March 28, 2007

OUT OF THE DEPTHS


Caption: The cat is analyzing the dog's dream.

This is day 3 of Goat Rope's official Fun With Freud week. Please scroll down to earlier posts if this is you first visit.

For the record, El Cabrero is not a Freudian. I think he was probably wrong, sometimes spectacularly so, on lots of things, but some of his big ideas hold up pretty well (or at least look that way from Goat Rope Farm).

One trademark idea of Freud's that I think is a keeper is the whole idea of the unconscious and the role it can play in our lives. He believed that the conscious part of the mind was only the proverbial tip of the iceberg and that there's a lot more going on than we often realize.

Like goats on the farm, the critters in the unconscious pop out whenever they get the chance in the form of dreams, (Freudian) slips of the tongue, mistaken actions, symptoms, etc. They can also be the source of much creativity and insight.

Freud believed that dreams are mostly disguised wish fulfillment. I don't think that's always the case but some are (and some aren't all that disguised). I had a classic Freudian dream while reading his Interpretation of Dreams. At the time, I wished I could interpret my dreams. Then I dreamed that I could.

Score one for Sig...

The book of Freud's that got my attention as a teenager was The Psychopathology of Everyday Life, which was quite a hoot. He argued that many common events in our lives reveal the activity of the unconscious.

Some examples:

*If you've ever "lost" your car keys when you had to go to work, maybe part of you didn't want to go to start with;

*If you've ever "forgotten" something and left it at someone's house, then possibly part of you wanted to go back;

*If you've ever forgotten the name of someone you know perfectly well, it may be because that person has associations with someone or something else.

I had another classic in that department a few years back when I attended the funeral of a friend. There was someone there I'd known, liked, and worked with for years and for the life of me I couldn't remember her name. It turned out she had the same name as someone I was having some disagreements with at the time.

Score two for Sig.

(The main problem of thinking that way is that if you do it too much you don't think anything is an accident. Sometimes the cigar IS just a cigar.)

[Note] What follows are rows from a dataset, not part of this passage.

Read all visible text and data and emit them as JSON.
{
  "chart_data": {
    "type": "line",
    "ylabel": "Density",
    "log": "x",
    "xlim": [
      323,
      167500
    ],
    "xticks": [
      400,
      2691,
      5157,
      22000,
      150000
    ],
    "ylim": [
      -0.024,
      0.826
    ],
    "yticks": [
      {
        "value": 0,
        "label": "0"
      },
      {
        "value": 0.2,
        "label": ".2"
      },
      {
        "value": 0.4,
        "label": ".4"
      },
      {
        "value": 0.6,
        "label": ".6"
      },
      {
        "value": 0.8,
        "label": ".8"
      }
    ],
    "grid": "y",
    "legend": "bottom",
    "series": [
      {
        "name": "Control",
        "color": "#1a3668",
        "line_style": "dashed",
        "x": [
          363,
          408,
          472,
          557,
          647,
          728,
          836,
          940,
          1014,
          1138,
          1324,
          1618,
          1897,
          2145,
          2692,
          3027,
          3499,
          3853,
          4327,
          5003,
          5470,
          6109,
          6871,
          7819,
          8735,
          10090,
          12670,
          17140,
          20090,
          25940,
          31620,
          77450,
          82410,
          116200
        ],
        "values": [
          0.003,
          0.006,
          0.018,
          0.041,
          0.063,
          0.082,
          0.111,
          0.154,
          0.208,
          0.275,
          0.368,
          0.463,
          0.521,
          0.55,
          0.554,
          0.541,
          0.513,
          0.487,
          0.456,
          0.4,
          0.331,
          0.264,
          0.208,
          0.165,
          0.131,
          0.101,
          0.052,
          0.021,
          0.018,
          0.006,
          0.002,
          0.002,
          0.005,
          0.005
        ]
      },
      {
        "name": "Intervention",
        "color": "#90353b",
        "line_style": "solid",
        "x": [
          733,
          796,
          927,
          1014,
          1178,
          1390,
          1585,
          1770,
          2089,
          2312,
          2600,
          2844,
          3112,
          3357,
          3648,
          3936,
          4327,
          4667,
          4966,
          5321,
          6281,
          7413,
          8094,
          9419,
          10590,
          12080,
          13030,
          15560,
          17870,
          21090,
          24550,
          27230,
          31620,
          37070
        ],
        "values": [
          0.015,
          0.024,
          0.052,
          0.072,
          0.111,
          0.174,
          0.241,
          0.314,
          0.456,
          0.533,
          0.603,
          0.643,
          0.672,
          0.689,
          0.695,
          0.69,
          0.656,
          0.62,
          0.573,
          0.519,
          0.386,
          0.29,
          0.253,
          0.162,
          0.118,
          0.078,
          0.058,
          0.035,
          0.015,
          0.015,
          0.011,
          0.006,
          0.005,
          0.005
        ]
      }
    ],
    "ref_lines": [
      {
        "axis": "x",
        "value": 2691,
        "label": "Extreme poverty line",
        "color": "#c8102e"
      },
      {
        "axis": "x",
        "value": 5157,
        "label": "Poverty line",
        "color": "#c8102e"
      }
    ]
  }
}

FEDERAL BUDGET ITEM. It looks like the U.S. House and Senate have better budget priorities than the administration, which wants to keep slashing social programs to pay for more tax cuts for the wealthy and its unnecessary war in Iraq. Here's an item from this Sunday's Charleston Gazette-Mail about the Senate version.

NEW LABOR LEGISLATION INTRODUCED. Recent decisions by the National Labor Relations Board could potentially deny millions of workers the right to join unions by classifying them as "supervisors." Last week, a bill was introduced which would correct this problem. Here's some info from the AFLCIO blog:

One of the major contributors to the middle-class squeeze is the difficulty workers face when trying to join together and collectively bargain for better wages and benefits. That freedom has been further reduced by several misguided decisions by the Republican-controlled National Labor Relations Board (NLRB), which eroded the ability of millions of workers to exercise their freedom to join unions.

...a bipartisan bill was introduced in the House and Senate that would begin to reverse some of the most egregious of those NLRB decisions. The Re-Empowerment of Skilled and Professional Employees and Construction Tradeworkers (RESPECT) Act would reverse a Republican party-line NLRB vote in September 2006 to slash long-time federal labor law protections of workers’ freedom to form unions.

The RESPECT Act would clarify the National Labor Relations Act to ensure it is not misinterpreted or undermined on a fundamental question of coverage.